The Muse on Cesar Chavez Avenue

An L.A. studio where community activists enabled a Chicano art explosion

| July-August 2009

Four miles east of downtown Los Angeles is a neighborhood where telenovelas blast out of storefronts as women ferry babies and folded laundry back to pastel stucco houses stacked three deep in a lot. Taco trucks serve the blocks as faithfully as mail carriers, the smell of frying onions lingering in their wake.

On a corner of Cesar Chavez Avenue, a single building takes up most of the city block, unremarkable except for its one defining feature: It is wrapped in chicken wire, frosted in cement, and layered with smashed glass, glazed tiles, dinner plates, flowerpots, coffee cups with handles still attached, and the head of a ceramic goose. It is a landmark, built from fragments of the community, applied carefully by hand. One small sign identifies it as Self Help Graphics & Art.

In 1970 Franciscan nun Karen Boccalero began printmaking with several Mexican and Chicano artists in an East Los Angeles garage. “Sister Karen had the idea that Latino artists didn’t have a venue,” says artist Roberto Gutierrez, and the group formed what is now known as Self Help. After holding a few shows they moved into a small location down the street, and in 1978 they moved to their current location, a building owned by the Archdiocese of Los Angeles, which negotiated a rent of one dollar a year.

“We didn’t just get free rent,” says Armando Duron, a former president of the board of directors. “We got it because the building was empty and it was better to have us here.”



The neighborhood was gamier back then, and Self Help provided a sort of gang-diversion program for kids, giving them a place to go after school. But last year, the archdiocese sold the building to a private developer and it’s unclear whether the center will be allowed to stay.

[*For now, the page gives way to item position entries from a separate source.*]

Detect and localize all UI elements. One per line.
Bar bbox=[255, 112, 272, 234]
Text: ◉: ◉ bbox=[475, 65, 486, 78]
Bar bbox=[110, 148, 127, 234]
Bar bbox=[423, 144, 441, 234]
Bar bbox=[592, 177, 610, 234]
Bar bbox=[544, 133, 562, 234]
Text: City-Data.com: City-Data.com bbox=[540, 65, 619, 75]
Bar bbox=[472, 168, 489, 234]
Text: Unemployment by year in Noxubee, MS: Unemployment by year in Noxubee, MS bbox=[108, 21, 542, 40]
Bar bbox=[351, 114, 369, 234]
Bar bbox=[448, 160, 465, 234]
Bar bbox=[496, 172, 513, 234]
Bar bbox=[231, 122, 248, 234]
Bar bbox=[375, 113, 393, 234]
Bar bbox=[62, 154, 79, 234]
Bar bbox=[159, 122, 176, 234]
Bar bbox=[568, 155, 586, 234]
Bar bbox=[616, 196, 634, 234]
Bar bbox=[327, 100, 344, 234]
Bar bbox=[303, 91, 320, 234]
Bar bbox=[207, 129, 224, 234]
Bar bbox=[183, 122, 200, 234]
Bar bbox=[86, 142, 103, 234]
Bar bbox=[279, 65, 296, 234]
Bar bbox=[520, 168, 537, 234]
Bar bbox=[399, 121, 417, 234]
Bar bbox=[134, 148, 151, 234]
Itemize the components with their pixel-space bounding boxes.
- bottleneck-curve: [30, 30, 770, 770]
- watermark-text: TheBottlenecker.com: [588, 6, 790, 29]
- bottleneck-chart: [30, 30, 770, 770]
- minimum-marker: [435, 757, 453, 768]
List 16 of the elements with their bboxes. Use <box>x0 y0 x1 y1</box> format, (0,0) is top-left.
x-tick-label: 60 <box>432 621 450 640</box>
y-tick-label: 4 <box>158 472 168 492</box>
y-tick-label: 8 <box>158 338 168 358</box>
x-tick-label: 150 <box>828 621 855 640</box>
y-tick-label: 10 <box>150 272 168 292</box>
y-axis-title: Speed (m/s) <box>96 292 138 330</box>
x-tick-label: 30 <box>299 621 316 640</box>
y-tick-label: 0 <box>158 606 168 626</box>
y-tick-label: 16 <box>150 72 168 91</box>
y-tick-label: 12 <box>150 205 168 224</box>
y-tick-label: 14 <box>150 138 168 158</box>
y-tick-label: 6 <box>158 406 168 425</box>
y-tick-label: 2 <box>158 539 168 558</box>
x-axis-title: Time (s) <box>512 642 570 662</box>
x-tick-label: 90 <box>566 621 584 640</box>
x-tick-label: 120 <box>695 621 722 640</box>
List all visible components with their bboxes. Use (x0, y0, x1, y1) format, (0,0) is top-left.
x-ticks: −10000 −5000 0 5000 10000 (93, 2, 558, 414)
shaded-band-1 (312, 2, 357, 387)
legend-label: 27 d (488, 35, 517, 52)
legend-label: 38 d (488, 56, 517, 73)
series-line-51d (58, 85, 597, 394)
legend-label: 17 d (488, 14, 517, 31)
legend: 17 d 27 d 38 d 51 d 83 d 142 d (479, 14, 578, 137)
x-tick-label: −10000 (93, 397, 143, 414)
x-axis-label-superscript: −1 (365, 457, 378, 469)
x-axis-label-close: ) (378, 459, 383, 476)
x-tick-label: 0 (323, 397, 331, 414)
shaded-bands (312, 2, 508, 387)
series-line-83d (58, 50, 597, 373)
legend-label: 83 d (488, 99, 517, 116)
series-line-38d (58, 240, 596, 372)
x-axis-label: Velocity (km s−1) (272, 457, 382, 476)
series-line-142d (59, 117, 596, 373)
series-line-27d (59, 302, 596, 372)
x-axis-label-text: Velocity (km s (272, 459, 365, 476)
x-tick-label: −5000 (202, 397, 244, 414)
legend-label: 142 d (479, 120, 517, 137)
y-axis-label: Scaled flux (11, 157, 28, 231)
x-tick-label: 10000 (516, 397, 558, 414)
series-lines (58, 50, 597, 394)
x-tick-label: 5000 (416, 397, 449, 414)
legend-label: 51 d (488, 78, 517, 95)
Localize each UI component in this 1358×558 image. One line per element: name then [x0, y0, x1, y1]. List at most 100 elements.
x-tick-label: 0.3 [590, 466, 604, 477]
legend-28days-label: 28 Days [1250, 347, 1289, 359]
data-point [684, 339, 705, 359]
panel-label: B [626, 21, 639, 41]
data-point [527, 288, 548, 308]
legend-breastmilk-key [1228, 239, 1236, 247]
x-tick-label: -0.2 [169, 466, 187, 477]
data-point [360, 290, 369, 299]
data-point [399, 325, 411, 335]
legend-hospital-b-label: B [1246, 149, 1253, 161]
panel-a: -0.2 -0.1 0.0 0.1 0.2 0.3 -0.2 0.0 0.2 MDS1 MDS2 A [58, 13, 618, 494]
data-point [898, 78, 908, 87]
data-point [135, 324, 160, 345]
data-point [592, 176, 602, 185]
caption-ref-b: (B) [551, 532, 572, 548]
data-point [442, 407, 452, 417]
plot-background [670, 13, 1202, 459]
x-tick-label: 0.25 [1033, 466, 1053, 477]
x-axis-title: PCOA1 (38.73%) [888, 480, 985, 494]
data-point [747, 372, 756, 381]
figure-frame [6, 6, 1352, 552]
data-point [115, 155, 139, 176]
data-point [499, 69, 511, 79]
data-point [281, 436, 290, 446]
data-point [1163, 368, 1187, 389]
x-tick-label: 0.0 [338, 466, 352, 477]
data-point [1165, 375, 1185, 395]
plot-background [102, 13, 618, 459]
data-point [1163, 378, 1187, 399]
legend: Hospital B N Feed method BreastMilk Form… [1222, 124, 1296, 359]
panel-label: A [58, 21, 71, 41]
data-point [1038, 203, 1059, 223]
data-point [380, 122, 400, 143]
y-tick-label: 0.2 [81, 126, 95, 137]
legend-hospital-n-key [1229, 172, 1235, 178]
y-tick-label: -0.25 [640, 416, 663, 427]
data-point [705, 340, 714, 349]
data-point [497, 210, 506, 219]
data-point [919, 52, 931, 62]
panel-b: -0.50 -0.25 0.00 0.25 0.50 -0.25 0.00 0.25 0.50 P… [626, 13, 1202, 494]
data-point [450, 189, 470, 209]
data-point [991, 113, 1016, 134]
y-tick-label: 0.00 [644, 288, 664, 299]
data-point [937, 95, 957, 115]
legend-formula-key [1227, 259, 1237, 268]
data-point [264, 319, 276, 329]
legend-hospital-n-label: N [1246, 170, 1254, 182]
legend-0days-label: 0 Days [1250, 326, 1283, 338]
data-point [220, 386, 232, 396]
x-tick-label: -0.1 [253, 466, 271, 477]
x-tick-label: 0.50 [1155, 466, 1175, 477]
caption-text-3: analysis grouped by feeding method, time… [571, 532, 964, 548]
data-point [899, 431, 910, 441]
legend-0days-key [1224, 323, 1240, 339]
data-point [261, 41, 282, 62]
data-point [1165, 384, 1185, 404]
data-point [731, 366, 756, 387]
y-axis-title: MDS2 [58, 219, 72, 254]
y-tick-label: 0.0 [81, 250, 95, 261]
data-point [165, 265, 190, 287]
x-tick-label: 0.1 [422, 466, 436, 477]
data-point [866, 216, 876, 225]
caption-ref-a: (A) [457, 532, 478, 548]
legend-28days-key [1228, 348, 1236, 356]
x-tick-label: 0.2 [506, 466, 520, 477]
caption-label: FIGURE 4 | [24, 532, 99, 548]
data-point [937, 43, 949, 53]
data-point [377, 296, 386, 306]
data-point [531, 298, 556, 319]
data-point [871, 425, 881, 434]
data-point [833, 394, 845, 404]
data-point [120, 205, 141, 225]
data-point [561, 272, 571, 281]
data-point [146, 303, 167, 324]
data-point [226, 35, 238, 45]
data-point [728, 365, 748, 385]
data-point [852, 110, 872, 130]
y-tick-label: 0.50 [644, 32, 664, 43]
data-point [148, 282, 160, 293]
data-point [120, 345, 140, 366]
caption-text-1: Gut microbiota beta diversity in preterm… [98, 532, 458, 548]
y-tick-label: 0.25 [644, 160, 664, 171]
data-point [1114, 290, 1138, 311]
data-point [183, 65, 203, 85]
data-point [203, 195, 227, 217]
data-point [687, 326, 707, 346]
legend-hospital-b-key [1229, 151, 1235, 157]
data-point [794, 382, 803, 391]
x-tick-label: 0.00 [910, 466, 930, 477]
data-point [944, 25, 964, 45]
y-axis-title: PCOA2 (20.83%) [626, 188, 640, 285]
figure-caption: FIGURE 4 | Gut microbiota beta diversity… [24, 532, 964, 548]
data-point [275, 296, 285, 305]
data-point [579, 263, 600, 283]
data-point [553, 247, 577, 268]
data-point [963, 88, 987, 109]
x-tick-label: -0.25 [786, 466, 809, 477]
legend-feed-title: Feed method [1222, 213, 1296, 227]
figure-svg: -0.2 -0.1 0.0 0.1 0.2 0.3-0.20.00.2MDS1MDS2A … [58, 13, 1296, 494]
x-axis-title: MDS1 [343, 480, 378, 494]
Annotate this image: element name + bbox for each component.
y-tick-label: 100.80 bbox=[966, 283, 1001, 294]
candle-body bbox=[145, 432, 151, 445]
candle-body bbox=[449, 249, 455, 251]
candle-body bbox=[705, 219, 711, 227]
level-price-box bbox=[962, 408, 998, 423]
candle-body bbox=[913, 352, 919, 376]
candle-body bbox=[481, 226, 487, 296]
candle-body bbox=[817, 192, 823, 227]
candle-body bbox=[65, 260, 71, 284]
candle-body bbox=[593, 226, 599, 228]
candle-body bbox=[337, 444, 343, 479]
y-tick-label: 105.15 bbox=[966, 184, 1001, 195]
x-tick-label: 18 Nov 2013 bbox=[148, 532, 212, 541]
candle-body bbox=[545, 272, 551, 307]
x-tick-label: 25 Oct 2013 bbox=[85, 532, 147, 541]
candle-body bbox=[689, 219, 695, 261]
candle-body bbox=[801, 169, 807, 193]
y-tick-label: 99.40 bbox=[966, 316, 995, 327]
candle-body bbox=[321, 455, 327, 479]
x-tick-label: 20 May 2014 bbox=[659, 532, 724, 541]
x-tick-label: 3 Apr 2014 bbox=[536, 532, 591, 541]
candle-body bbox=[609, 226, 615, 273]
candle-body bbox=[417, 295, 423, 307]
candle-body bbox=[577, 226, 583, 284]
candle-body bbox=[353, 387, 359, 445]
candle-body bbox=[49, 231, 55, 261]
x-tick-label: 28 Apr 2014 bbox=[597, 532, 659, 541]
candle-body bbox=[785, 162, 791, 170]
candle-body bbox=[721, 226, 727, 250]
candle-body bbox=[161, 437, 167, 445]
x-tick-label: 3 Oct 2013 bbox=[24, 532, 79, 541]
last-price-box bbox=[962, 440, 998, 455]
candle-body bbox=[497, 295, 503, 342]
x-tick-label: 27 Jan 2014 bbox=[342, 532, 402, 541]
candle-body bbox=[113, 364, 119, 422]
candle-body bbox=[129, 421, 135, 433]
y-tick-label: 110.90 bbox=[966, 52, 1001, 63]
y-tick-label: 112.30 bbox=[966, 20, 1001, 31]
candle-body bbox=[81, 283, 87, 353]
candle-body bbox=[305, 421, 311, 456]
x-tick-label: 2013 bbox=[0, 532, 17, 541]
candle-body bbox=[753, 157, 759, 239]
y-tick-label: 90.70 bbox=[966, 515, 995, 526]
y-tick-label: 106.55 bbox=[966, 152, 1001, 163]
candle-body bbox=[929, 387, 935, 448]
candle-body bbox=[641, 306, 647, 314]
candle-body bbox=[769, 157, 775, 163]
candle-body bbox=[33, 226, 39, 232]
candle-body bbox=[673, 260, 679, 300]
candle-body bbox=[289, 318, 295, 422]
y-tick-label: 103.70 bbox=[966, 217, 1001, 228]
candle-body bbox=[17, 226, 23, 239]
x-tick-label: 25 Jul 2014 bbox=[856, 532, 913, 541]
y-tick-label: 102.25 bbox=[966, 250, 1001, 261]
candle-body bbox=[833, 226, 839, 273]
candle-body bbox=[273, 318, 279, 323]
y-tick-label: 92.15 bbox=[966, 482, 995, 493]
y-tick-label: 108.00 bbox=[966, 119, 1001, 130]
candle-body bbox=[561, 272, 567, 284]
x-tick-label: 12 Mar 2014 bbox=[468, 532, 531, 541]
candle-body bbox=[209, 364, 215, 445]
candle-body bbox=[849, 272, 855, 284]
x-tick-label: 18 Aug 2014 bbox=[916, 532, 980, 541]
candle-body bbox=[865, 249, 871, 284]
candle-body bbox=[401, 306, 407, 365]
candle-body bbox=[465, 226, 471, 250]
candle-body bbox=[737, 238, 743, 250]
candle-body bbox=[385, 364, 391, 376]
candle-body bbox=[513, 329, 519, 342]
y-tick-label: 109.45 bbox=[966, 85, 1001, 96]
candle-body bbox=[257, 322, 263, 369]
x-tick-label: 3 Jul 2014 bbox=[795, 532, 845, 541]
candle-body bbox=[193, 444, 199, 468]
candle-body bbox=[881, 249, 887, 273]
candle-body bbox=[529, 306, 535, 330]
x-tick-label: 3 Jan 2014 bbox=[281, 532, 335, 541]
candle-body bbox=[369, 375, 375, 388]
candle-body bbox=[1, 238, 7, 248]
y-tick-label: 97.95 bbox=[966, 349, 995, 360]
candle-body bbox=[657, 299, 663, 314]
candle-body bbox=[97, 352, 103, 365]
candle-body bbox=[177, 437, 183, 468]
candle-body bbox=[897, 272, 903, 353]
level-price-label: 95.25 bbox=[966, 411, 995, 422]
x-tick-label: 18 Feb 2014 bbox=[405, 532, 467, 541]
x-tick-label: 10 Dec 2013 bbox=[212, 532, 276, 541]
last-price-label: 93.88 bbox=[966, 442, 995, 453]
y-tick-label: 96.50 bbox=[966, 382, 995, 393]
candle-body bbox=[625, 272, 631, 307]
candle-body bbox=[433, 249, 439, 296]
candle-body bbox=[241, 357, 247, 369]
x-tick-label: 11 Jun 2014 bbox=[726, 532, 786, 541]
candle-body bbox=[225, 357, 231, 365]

Poking through the flat files of Self Help’s archives is like a tour of the Chicano art movement. Some art critics would say this is where the visibility of the movement began, a movement that has now been exhibited all over the world, collected in museums and coveted by collectors. It begins with Los Four, the collective of local artists (Frank Romero, Carlos Almaraz, Gilbert Luján, Roberto de la Rocha, and, later, Judithe Hernández) who are widely credited with creating the Chicano visual vocabulary during the 1970s: Mexican and Aztec imagery, blended with the street art of the neighborhood. Today it’s artists like Shizu Saldamando, Vincent Valdez, Germs: a raucous remix of cholo, punk, and graffiti.